La Corte di Cassazione ha avuto modo di pronunciarsi in merito alla promessa di pagare proveniente da un soggetto terzo, non obbligato al pagamento in forza di altro titolo.
La Suprema Corte, alla luce dell’art. 1988 cc, ha affermato che detta promessa “ha un effetto meramente confermativo, nella sfera probatoria, di un preesistente rapporto fondamentale di debito e, pertanto, è inidonea a costituire nuove obbligazioni ed a porre in essere una successione a titolo particolare nel suddetto rapporto, di natura sia cumulativa (con l'aggiunzione di un nuovo debitore a quello originario), sia privativa (con l'eliminazione, cioè, del precedente debitore)" (Cass. 31296/2023, conforme Cass. 13710/1999).
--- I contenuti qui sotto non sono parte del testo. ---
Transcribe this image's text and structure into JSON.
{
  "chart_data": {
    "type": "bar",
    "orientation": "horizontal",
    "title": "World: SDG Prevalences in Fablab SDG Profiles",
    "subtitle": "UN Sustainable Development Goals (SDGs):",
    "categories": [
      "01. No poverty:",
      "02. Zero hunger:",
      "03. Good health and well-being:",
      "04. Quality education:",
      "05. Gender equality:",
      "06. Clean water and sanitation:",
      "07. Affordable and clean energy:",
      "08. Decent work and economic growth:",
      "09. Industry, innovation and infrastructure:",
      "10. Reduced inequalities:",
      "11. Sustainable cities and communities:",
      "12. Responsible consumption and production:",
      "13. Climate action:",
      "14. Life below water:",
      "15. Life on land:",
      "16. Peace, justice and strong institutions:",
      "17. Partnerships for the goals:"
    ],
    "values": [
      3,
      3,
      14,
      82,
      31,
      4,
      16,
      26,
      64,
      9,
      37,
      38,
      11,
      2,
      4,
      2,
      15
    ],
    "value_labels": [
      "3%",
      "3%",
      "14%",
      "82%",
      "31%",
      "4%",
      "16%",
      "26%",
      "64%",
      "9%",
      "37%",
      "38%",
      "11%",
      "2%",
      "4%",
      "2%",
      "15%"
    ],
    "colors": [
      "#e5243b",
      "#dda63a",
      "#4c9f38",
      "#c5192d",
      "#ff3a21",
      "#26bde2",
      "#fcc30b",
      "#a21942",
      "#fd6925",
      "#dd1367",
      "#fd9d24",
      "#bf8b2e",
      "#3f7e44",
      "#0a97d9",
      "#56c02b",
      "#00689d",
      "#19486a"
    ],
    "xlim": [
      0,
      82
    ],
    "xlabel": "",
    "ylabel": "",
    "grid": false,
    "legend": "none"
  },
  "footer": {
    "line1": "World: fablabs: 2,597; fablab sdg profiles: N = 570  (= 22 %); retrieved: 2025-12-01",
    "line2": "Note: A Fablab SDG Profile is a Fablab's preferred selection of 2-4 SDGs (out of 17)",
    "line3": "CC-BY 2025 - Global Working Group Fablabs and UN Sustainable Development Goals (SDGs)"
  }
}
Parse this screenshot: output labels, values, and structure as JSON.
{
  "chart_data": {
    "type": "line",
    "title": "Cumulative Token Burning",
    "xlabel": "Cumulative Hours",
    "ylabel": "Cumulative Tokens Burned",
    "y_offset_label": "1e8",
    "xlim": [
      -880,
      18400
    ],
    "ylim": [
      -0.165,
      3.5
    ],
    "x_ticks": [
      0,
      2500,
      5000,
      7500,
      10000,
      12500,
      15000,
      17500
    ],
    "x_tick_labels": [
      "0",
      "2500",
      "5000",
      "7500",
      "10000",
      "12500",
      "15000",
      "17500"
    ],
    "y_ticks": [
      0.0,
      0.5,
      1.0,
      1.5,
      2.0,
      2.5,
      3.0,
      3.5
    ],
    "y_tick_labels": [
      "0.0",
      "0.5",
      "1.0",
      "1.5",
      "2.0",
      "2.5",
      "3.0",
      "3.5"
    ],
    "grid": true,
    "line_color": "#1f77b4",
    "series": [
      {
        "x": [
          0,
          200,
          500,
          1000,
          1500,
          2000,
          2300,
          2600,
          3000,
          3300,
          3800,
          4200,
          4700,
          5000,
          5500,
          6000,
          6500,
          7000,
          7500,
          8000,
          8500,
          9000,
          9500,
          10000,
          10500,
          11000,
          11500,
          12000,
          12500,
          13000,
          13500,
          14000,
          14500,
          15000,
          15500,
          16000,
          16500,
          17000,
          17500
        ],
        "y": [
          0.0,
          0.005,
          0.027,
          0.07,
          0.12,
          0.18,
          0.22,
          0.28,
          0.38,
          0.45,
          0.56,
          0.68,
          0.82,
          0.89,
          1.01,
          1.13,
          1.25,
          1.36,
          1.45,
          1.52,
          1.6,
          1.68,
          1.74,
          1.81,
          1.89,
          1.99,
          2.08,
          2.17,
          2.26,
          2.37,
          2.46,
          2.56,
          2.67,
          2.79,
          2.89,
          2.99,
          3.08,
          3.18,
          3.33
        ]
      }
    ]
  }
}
Nel sopra citato provvedimento, la Corte si è pronunciata sul caso di un terzo che aveva promesso, con una e-mail, di pagare il debito di un altro soggetto. La Corte ha ritenuto che la sola promessa di pagamento, anche se scritta su una e-mail, non fosse da sé sola idonea a obbligare il predetto terzo e ha così annullato la precedente sentenza che lo aveva condannato.
La promessa di pagamento da parte di un estraneo va infatti concettualmente distinta dall'accordo tra un creditore e un soggetto terzo, che si obbliga a pagare un debito non proprio. Quest'ultima situazione, che si realizza normalmente con un contratto, è detta in termini giudici espromissione ed è regolata dall'art. 1272 cc. Per realizzare la predetta espromissione non è tuttavia sufficiente una mera promessa di pagamento ai sensi dell’art. 1988 cc, perché quest’ultima in sé non è un contratto o comunque una fonte di obbligazioni autonoma, come si è avuto modo di sopra esporre.
Conclude quindi la sopra citata pronuncia della Suprema Corte affermando che "la promessa di pagamento, per il carattere meramente confermativo di un rapporto obbligatorio preesistente, è idonea a determinare l' inversione dell'onere della prova tra le parti del rapporto obbligatorio, ma non è fonte autonoma di obbligazione e non può produrre la modificazione soggettiva dell'obbligazione, con la conseguenza che la promessa unilaterale di pagamento di un debito altrui è da considerarsi assolutamente nulla, in quanto non rientra nello schema di cui all'art. 1988 c.c., che ha per oggetto il debito dello stesso promittente e non quello di altri soggetti" (Cass. 31296/2023).
Dunque, il consiglio che posso darle, caro lettore, è quello di rivolgersi a un legale di sua fiducia, per valutare insieme se sia conveniente iniziare un’azione legale di recupero del credito, valutando anche se, oltre alla promessa di pagamento che lei mi ha citato e che in sé non è sufficiente, vi siano anche ulteriori elementi che possano fondare un obbligo di pagare in capo al padre del suo ex inquilino moroso.